El anuncio de la conclusión de la "positio" sobre la figura y obra de Albino Luciani, que murió a los 66 años de edad el 29 de septiembre de 1978, después de sólo 33 días de pontificado, fue realizado por el obispo de Belluno-Feltre, monseñor Giuseppe Andrich, al cumplirse el 37 aniversario de la elección del Papa de "la sonrisa". Allí, entre los muchos testimonios en la instrucción coordinada por el postulador, el obispo salesiano Enrico Dal Covolo, rector de la Pontificia Universidad Lateranense, también aparecen los del papa emérito Benedicto XVI.

Una circunstancia que nunca ocurrió antes en la historia de la Iglesia: Ratzinger entregó su testimonio por escrito a la investigación diocesana que ya terminó, aunque no participará directamente en la sentencia definitiva de la causa. Ya en 2004, entre otras cosas, el entonces cardenal Ratzinger, quien llegó a Belluno a una conferencia como prefecto de la Congregación para la Doctrina de la Fe, dijo a los periodistas que él había orado a Juan Pablo I como su fuese un santo.

El proceso de beatificación del papa Luciani lleva su tiempo tras ser enviado por la voluntad del papa Francisco, para quien la figura de Juan Pablo I, también por su sencillez, sobriedad, cercanía con la gente, es particularmente querida. La decisión final estaría próxima, una vez escuchada la opinión de los teólogos y cardenales de la Congregación, y la firma del decreto sobre las "virtudes heroicas", que atribuirá a Luciani el título de "venerable". Entonces, para la beatificación, sólo queda el reconocimiento del milagro.

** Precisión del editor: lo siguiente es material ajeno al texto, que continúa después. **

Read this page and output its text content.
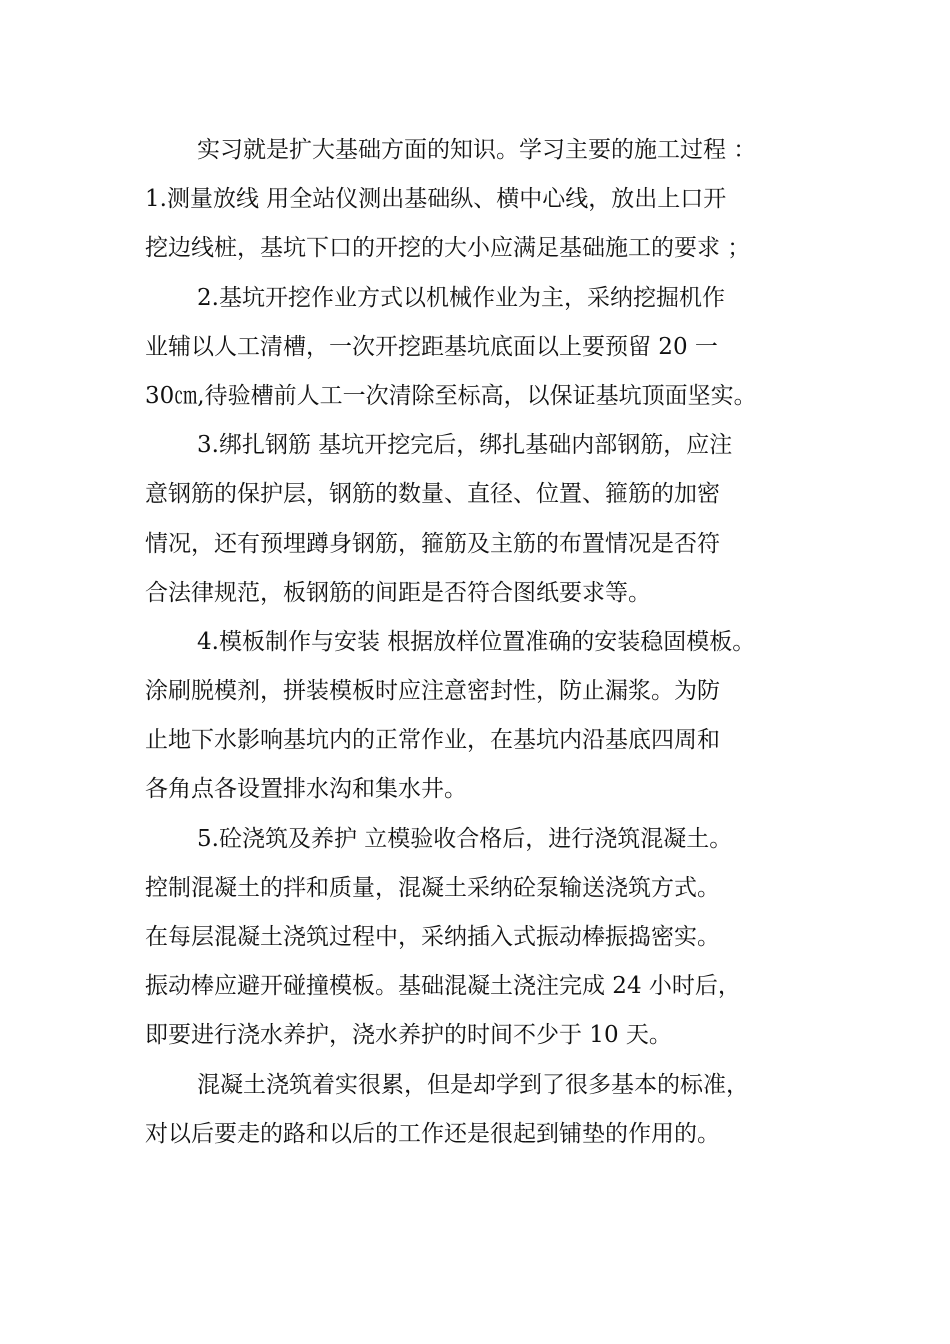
实习就是扩大基础方面的知识。学习主要的施工过程 ：
1.测量放线 用全站仪测出基础纵、横中心线，放出上口开
挖边线桩，基坑下口的开挖的大小应满足基础施工的要求 ；
2.基坑开挖作业方式以机械作业为主，采纳挖掘机作
业辅以人工清槽，一次开挖距基坑底面以上要预留 20 一
30㎝,待验槽前人工一次清除至标高，以保证基坑顶面坚实。
3.绑扎钢筋 基坑开挖完后，绑扎基础内部钢筋，应注
意钢筋的保护层，钢筋的数量、直径、位置、箍筋的加密
情况，还有预埋蹲身钢筋，箍筋及主筋的布置情况是否符
合法律规范，板钢筋的间距是否符合图纸要求等。
4.模板制作与安装 根据放样位置准确的安装稳固模板。
涂刷脱模剂，拼装模板时应注意密封性，防止漏浆。为防
止地下水影响基坑内的正常作业，在基坑内沿基底四周和
各角点各设置排水沟和集水井。
5.砼浇筑及养护 立模验收合格后，进行浇筑混凝土。
控制混凝土的拌和质量，混凝土采纳砼泵输送浇筑方式。
在每层混凝土浇筑过程中，采纳插入式振动棒振捣密实。
振动棒应避开碰撞模板。基础混凝土浇注完成 24 小时后，
即要进行浇水养护，浇水养护的时间不少于 10 天。
混凝土浇筑着实很累，但是却学到了很多基本的标准，
对以后要走的路和以后的工作还是很起到铺垫的作用的。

En este nivel, por el momento, la situación sigue estando, a la espera de las "virtudes heroicas", aunque en los últimos años ha sido ya examinada el caso de la presunta curación milagrosa atribuida a la participación de Juan Pablo I, de Giuseppe Denora, de la diócesis de Apulia de Altamura-Gravina-Acquaviva delle Fonti, que se recuperó totalmente de un tumor maligno en el estómago sin explicaciones científicas aparentes. Se dice, sin embargo, que para el avance del caso se pueden tomar en consideración también otros casos.